A tiresome and overlong achievement, George Seaton's film is very dated by today's standards, and seems more as if it was made in the 50s, not in the 70s due to its cheesy dialogues and characters, yet it became very popular during its time, turning even into the 2nd highest grossing film of the year at the US box office. "Airport's" main problem is that in the first 100 minutes nothing is going on: it is just one long empty walk while it observes its melodramatic, stiff characters who are basically in a soap opera - the only episode that stands out is Helen Hayes as the old lady who uses her fragile and "helpless" look to constantly sneak in on board as a stowaway. Unfortunately, the dialogues are boring, conventional and shabby, whereas the style of the film is equally as ordinary and unmemorable.

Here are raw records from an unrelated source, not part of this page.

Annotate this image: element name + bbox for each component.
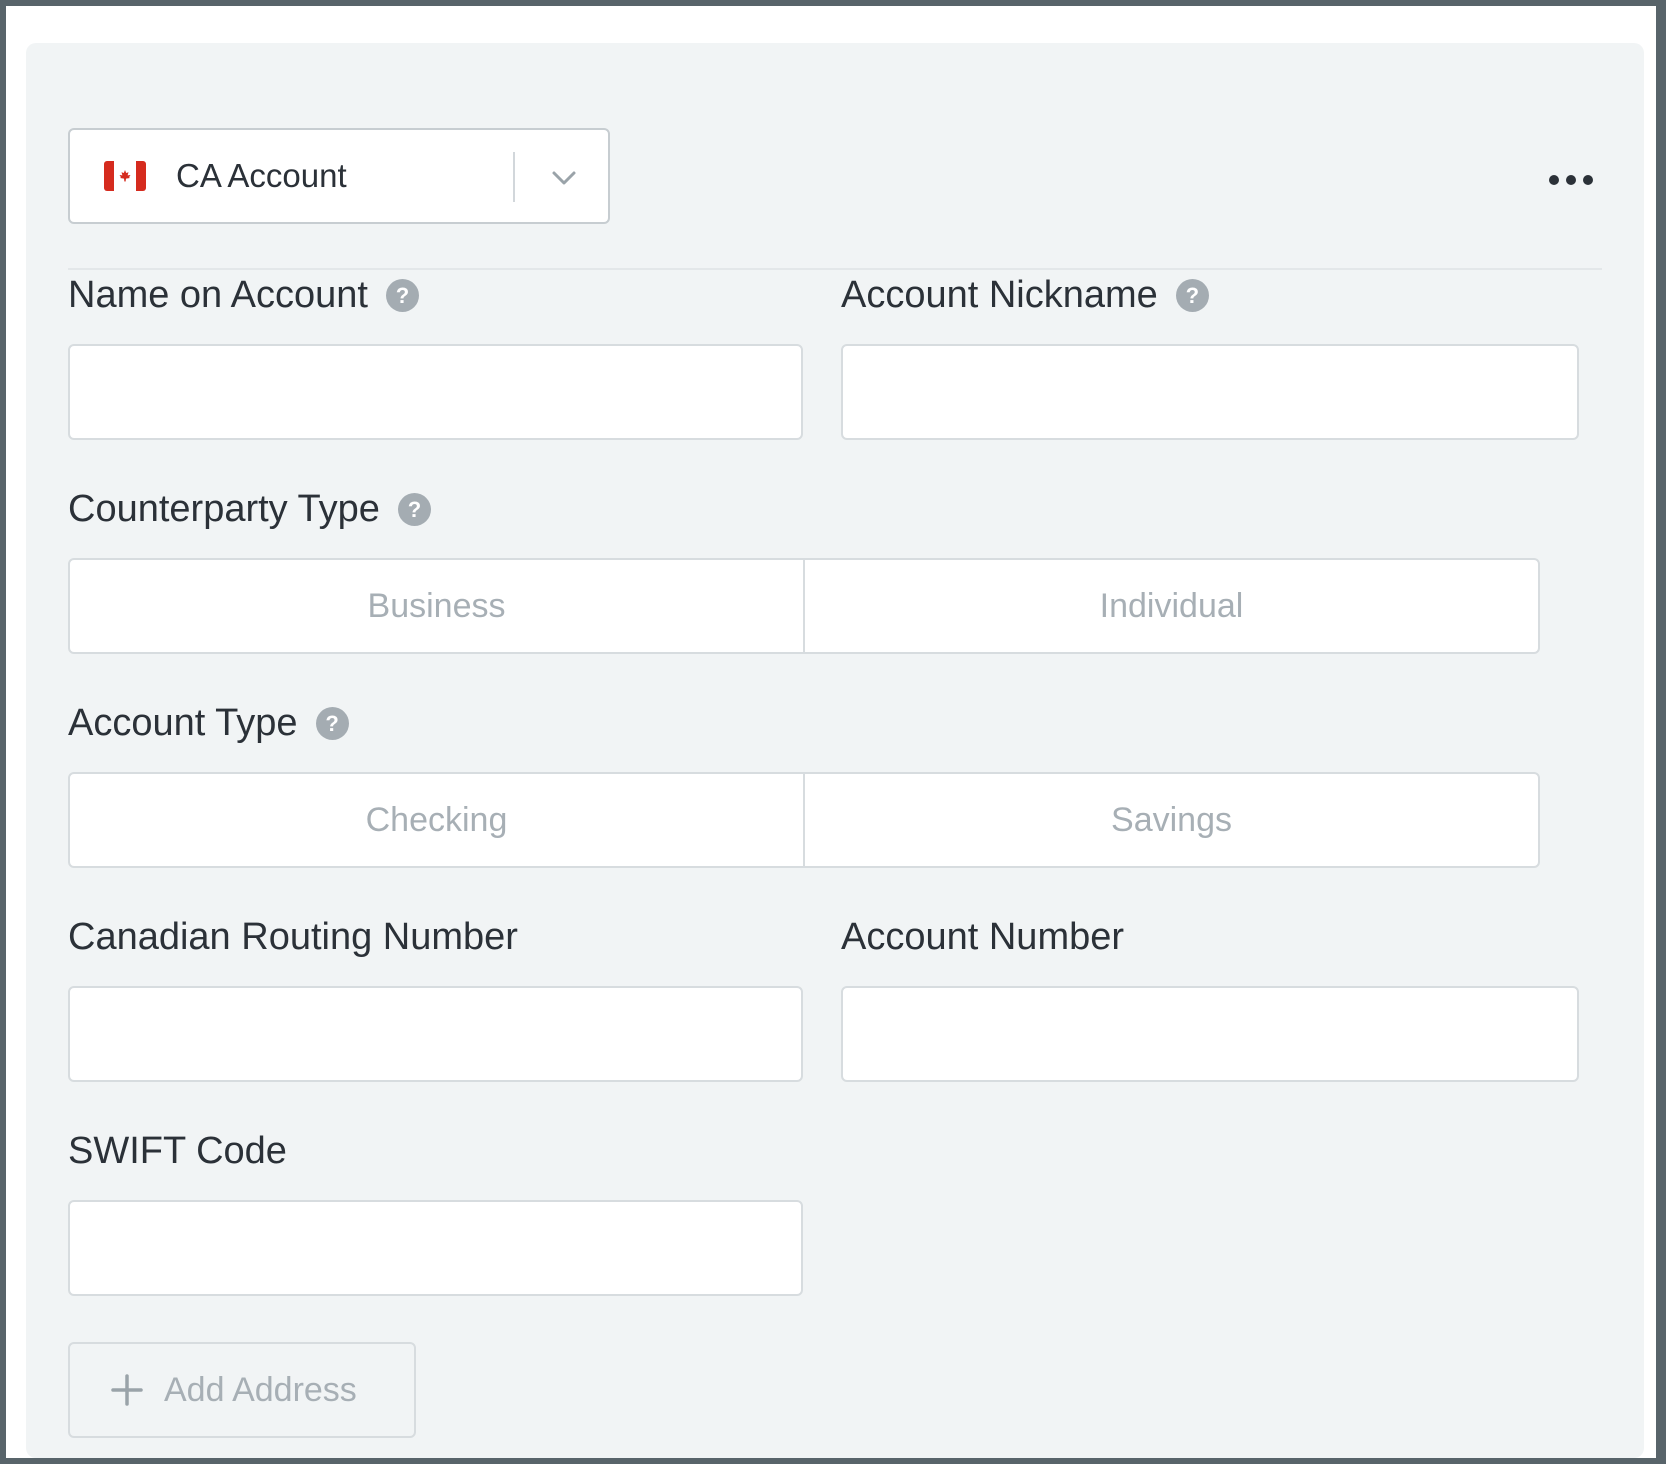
- account-type-toggle: Checking Savings: [68, 772, 1540, 868]
- counterparty-option-individual[interactable]: Individual: [803, 560, 1538, 652]
- name-on-account-input[interactable]: [68, 344, 803, 440]
- canada-flag-icon: [104, 161, 146, 191]
- counterparty-option-business[interactable]: Business: [70, 560, 803, 652]
- account-type-label-text: Account Type: [68, 702, 298, 744]
- canadian-routing-number-label: Canadian Routing Number: [68, 913, 518, 961]
- counterparty-type-toggle: Business Individual: [68, 558, 1540, 654]
- account-type-label: Account Type ?: [68, 699, 349, 747]
- help-icon[interactable]: ?: [1175, 278, 1209, 312]
- more-horizontal-icon[interactable]: [1546, 168, 1596, 192]
- account-nickname-label-text: Account Nickname: [841, 274, 1158, 316]
- window-frame: CA Account Name on Account ? Account Nic…: [6, 6, 1656, 1458]
- name-on-account-label-text: Name on Account: [68, 274, 368, 316]
- account-nickname-input[interactable]: [841, 344, 1579, 440]
- account-number-input[interactable]: [841, 986, 1579, 1082]
- help-icon[interactable]: ?: [385, 278, 419, 312]
- swift-code-input[interactable]: [68, 1200, 803, 1296]
- counterparty-type-label: Counterparty Type ?: [68, 485, 431, 533]
- account-form-panel: CA Account Name on Account ? Account Nic…: [26, 43, 1644, 1458]
- selector-label: CA Account: [176, 157, 347, 194]
- chevron-down-icon[interactable]: [548, 162, 580, 194]
- canadian-routing-number-label-text: Canadian Routing Number: [68, 916, 518, 958]
- swift-code-label-text: SWIFT Code: [68, 1130, 287, 1172]
- maple-leaf-icon: [119, 170, 131, 182]
- name-on-account-label: Name on Account ?: [68, 271, 419, 319]
- account-number-label-text: Account Number: [841, 916, 1125, 958]
- account-type-option-savings[interactable]: Savings: [803, 774, 1538, 866]
- help-icon[interactable]: ?: [397, 492, 431, 526]
- swift-code-label: SWIFT Code: [68, 1127, 287, 1175]
- account-type-option-checking[interactable]: Checking: [70, 774, 803, 866]
- header-divider: [68, 268, 1602, 270]
- add-address-label: Add Address: [164, 1370, 357, 1409]
- add-address-button[interactable]: Add Address: [68, 1342, 416, 1438]
- account-number-label: Account Number: [841, 913, 1124, 961]
- counterparty-type-label-text: Counterparty Type: [68, 488, 380, 530]
- account-nickname-label: Account Nickname ?: [841, 271, 1209, 319]
- account-country-selector[interactable]: CA Account: [68, 128, 610, 224]
- canadian-routing-number-input[interactable]: [68, 986, 803, 1082]
- selector-divider: [513, 152, 515, 202]
- help-icon[interactable]: ?: [315, 706, 349, 740]
- plus-icon: [111, 1374, 143, 1406]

The setting of a snow storm that seized the whole area is cozy, yet even that evaporates after a while since it cannot progress forward due to the stale storyline with unconvincing subplots (a man trying to blow himself on the plane to collect insurance) which were later spoofed deliciously by Zucker-Abrahams-Zucker's "Airplane!". The interest finally starts to grip a little bit in the last 40 minutes when the bomb explodes and causes a small hole in the back of the plane, forcing it to land as soon as possible, and a few comical moments manage to 'twitch' the film from its monotone constitution - in one moment, a nun in the plane drinks a whole bottle of alcohol from stress, whereas the always excellent George Kennedy manages to finally ignite some spark with some funny lines ("Are you out of your mind?" - "No, but I'm out of runaways", says a man who cannot sweep so much snow anymore from the airport). Unfortunately, it is all in the vein 'too little, too late', an the sole tangle on plane is never as suspenseful as it could have been since the film seems almost scared to go into any darker territory, instead preferring a 'pleasant' tone, though it had a tremendous influence on establishing the disaster film as a popular genre in the 70s, with Spielberg's "Jaws" reaching a peak of that movement.